L'art de la broderie est parfois utilisé à vocation féministe, relevant du craftivisme (en).

Historique[modifier | modifier le code]

Chez les féministes de la première vague, les travaux d'aiguille sont souvent invisibles ou critiqués[1]. Les suffragettes britanniques sont souvent employées du secteur[2]. L'étude de l'histoire oblige souvent à observer des travaux d'aiguille, seuls vestiges de l'histoire des femmes[3].

À partir de 1968, la « culture féminine » est mise en avant et les féministes de la seconde vague se réapproprient les travaux d'aiguille avec une visée militante, notamment avec la fabrication de patchwork. Les travaux d'aiguille modernes deviennent à nouveau un art, avec notamment une exposition consacrée en 1974 au musée d'art moderne de Montréal[1]. À partir de cette époque en Europe et en Amérique du Nord, les travaux d'aiguilles remplissent une double fonction économique et artistique[2]. Le féminisme tend également à se séparer en deux approches de la broderie : d'un côté celles qui souhaitent se la réapproprier à but militant, de l'autre celles qui rejettent les activités dites féminines pour se faire une place dans les passe-temps masculins[3].

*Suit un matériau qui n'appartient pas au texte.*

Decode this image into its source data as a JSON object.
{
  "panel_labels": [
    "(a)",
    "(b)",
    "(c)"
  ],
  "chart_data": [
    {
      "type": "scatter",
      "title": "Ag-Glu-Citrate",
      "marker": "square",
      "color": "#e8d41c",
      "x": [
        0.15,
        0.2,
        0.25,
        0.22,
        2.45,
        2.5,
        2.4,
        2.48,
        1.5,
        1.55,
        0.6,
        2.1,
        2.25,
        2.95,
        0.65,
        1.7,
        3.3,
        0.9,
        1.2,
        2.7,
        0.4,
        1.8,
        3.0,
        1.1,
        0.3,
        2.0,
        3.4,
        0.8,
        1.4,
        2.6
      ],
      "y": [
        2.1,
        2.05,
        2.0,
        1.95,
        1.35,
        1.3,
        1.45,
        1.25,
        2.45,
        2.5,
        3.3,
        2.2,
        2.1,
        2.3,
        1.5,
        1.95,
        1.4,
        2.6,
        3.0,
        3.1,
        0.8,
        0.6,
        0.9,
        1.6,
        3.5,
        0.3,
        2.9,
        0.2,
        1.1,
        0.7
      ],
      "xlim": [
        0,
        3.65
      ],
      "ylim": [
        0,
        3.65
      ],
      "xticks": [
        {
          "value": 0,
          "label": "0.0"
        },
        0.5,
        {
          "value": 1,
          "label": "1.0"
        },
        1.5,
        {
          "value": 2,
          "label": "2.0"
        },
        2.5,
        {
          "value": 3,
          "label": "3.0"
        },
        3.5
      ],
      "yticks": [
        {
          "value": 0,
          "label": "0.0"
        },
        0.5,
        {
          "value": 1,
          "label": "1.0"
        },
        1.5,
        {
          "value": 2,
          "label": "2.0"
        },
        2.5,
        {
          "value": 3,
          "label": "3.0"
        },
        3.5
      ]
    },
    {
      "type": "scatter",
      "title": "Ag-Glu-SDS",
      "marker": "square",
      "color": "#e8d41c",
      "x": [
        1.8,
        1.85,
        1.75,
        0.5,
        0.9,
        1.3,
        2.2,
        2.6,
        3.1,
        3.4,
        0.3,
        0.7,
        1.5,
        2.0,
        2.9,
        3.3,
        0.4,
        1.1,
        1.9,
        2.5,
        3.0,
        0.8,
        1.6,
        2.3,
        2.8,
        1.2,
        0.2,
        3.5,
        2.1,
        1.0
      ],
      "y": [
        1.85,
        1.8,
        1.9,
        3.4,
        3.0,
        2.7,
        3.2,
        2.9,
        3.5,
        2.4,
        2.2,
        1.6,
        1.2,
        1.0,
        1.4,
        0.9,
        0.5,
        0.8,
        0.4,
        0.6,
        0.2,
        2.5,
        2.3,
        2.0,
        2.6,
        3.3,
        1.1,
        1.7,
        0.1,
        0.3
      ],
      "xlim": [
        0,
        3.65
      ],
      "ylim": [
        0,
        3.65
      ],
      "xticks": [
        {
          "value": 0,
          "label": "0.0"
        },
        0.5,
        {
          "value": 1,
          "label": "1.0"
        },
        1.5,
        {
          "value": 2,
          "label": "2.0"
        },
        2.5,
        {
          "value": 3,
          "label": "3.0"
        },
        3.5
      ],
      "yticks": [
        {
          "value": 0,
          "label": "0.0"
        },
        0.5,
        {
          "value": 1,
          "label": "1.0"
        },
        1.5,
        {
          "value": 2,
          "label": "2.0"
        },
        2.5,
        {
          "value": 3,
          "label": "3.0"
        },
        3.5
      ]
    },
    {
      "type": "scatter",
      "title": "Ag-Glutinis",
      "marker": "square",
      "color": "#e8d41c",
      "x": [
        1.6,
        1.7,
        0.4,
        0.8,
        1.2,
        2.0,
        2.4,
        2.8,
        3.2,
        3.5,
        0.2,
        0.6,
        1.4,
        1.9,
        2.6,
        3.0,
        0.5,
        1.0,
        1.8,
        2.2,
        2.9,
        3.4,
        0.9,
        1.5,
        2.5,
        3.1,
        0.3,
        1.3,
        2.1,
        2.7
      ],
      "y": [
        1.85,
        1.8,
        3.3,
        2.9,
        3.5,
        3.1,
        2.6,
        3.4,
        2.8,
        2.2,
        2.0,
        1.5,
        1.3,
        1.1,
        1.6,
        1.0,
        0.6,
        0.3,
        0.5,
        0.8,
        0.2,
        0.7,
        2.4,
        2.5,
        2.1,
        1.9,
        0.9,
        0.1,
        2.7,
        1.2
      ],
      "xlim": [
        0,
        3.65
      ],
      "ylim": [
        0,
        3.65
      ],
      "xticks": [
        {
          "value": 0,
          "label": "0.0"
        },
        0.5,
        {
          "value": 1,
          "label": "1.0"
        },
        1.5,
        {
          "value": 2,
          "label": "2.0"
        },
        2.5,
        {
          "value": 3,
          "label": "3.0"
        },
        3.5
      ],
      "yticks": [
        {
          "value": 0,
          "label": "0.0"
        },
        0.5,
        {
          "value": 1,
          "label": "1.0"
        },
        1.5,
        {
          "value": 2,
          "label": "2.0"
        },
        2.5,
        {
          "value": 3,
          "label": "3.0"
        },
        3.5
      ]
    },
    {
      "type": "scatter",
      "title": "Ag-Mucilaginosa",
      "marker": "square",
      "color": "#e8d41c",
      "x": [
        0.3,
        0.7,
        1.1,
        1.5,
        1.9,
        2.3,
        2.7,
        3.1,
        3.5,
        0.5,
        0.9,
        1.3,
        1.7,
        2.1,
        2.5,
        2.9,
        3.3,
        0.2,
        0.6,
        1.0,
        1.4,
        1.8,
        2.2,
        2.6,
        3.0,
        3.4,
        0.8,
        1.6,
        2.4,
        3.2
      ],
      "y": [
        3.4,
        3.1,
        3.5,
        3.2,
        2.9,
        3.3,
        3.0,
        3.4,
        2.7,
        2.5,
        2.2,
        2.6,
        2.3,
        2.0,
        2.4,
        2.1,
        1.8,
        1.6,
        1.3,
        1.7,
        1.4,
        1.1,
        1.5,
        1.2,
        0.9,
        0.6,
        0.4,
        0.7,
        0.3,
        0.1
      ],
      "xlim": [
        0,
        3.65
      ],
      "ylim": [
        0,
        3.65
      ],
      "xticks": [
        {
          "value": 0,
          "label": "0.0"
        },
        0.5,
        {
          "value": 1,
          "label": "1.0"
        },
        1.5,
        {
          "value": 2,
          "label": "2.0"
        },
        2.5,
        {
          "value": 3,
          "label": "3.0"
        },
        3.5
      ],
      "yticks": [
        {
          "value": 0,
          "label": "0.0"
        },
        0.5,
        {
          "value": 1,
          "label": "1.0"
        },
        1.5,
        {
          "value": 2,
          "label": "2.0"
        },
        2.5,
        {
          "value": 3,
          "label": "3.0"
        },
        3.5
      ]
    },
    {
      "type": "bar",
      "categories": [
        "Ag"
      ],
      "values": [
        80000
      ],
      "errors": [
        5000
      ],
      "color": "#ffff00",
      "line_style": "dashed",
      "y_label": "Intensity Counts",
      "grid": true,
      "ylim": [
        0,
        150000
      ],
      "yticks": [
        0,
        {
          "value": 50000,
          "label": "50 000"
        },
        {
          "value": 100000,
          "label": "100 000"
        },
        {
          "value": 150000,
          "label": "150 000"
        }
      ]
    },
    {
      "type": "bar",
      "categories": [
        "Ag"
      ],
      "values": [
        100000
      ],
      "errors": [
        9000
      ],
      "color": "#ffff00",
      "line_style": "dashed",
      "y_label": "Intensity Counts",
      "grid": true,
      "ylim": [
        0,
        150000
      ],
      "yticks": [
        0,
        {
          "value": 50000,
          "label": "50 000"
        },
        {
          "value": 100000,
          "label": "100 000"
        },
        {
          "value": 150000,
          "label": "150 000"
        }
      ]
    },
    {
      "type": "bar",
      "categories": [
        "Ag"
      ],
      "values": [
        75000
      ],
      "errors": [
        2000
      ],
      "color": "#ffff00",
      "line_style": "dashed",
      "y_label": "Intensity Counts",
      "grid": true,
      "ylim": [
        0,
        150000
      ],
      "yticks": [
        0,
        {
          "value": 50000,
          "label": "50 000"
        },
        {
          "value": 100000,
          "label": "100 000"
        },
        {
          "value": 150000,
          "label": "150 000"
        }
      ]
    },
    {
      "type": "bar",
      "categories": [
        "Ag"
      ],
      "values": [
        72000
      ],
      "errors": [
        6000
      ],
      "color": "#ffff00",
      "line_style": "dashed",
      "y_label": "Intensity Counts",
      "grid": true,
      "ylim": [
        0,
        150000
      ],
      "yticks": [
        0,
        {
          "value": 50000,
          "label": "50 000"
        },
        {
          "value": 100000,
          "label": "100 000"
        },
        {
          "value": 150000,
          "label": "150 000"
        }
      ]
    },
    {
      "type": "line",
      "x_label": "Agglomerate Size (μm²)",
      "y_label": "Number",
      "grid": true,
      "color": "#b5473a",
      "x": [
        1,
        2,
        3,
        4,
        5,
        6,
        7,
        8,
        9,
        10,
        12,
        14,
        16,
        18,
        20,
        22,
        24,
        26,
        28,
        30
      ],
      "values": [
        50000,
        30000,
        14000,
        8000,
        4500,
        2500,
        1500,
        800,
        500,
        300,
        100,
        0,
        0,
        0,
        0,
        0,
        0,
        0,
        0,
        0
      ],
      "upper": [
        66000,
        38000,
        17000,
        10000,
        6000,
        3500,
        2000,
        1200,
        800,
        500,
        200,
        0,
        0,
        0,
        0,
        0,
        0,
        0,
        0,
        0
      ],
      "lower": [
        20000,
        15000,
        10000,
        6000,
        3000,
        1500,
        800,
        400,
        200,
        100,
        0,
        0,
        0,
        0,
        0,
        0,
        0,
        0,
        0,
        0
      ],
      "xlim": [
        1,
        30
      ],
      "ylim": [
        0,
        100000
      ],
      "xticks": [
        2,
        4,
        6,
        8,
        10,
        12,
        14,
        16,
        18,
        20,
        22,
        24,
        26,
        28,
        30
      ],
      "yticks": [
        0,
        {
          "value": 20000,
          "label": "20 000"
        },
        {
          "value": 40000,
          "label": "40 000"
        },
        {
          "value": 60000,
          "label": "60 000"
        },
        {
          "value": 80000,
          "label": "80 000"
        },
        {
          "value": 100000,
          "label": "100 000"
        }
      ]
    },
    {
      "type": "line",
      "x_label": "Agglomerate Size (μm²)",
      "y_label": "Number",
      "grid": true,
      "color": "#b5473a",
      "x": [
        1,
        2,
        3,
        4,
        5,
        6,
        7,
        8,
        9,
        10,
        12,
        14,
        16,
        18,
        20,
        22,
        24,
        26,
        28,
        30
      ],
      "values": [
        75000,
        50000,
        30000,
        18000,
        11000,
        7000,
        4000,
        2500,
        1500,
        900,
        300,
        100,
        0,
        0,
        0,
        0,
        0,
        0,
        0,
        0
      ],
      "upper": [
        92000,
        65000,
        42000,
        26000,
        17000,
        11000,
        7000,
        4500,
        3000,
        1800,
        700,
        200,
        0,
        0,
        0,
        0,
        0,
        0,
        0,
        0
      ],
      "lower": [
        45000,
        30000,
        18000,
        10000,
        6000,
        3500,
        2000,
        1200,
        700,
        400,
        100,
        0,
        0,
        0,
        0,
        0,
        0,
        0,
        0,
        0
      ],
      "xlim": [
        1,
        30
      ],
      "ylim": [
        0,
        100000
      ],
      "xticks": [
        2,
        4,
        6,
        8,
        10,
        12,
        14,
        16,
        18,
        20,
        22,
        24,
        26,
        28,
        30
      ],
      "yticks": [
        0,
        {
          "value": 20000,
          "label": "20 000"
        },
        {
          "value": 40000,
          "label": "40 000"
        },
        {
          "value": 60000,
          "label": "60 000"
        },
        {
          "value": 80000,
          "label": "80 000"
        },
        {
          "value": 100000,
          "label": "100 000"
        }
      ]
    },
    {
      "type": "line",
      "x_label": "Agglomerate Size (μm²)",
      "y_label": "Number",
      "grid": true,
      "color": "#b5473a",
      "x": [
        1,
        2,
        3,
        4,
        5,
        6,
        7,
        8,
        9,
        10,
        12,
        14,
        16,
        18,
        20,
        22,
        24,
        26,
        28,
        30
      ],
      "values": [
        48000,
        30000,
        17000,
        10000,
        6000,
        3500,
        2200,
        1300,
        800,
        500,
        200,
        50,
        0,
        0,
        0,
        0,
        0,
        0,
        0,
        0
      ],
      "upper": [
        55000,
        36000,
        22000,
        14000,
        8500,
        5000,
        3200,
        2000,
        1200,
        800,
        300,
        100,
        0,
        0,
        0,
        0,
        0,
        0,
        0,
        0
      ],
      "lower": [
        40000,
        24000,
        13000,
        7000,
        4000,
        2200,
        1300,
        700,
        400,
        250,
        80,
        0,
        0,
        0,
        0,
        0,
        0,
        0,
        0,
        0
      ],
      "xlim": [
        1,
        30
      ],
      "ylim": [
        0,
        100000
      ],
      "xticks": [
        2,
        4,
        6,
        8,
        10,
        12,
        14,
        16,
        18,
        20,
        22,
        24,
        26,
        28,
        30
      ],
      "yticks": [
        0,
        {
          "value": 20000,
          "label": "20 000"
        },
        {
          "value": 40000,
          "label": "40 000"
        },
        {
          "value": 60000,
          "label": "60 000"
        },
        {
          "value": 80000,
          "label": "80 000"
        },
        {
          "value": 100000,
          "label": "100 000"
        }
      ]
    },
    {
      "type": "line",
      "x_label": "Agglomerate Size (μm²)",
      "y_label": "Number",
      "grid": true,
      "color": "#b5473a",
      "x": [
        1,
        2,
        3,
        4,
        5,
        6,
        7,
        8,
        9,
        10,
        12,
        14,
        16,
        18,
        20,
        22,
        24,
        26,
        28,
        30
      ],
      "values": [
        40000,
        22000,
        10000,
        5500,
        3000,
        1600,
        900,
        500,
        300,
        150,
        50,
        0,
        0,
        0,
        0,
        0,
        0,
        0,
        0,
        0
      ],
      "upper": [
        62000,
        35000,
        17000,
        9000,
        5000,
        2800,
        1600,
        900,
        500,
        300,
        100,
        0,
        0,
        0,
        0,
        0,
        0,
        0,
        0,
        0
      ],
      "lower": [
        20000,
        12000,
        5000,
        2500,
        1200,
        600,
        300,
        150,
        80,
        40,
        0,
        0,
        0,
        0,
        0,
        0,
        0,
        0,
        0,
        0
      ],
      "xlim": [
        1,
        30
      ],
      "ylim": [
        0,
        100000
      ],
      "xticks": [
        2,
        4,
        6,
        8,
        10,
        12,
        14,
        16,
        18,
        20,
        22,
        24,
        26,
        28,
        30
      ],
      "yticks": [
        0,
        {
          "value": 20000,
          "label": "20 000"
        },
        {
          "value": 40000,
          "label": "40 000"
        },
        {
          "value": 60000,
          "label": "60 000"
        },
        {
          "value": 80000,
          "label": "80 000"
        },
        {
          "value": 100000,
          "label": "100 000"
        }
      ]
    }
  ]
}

Dans les années 1980, on observe la naissance d'un mouvement mondial de brodeuses féministes[2], soutenu entre autres par l'ouvrage The Subversive Stitch de Rozsika Parker en 1984[4]. En 1980, 2 000 militantes écoféministes entourent le Pentagone de laine[4]. La broderie devient alors un symbole de la sphère privée féminine[3]. Des femmes remarquent par ailleurs qu'il s'agit d'un art considéré comme innocent et désuet, permettant de faire passer plus facilement un message subversif qu'on n'attend pas[5],[6].

Dans les années 2000, l'Organisation des Nations unies mobilise les travaux d'aiguille pour l'émancipation des femmes et pour les aider à témoigner sur leurs conditions de vie, notamment avec un groupe congolais où des participantes brodent des représentations des viols de guerre qu'elles ont subis et que des bénévoles américaines transforment ensuite en patchwork[2].

Dans les années 2010 et 2020, la broderie féministe gagne encore en visibilité, notamment grâce à sa mise en valeur sur le réseau social Instagram : il s'agit d'un art visuel qui se prête bien à la photographie et au partage en ligne[5],[6]. Des sujets communs sont les menstruations, des insultes envers les systèmes d'oppression, la justice sociale et les inégalités de genre[7]. En 2017 lors de la Marche des femmes, l'activité gagne rapidement en popularité et en visibilité avec l'installation artistique de Shannon Downey, qui arbore une broderie géante affirmant « Je suis tellement énervée que j’ai brodé ceci juste pour pouvoir poignarder quelque chose 3000 fois »[8]. Des femmes créent également des ateliers non-mixtes pour retrouver l'espace privé et féminin associé à la broderie[4]. Des hommes se mettent aussi à la broderie dans une démarche critique des stéréotypes de genre[4].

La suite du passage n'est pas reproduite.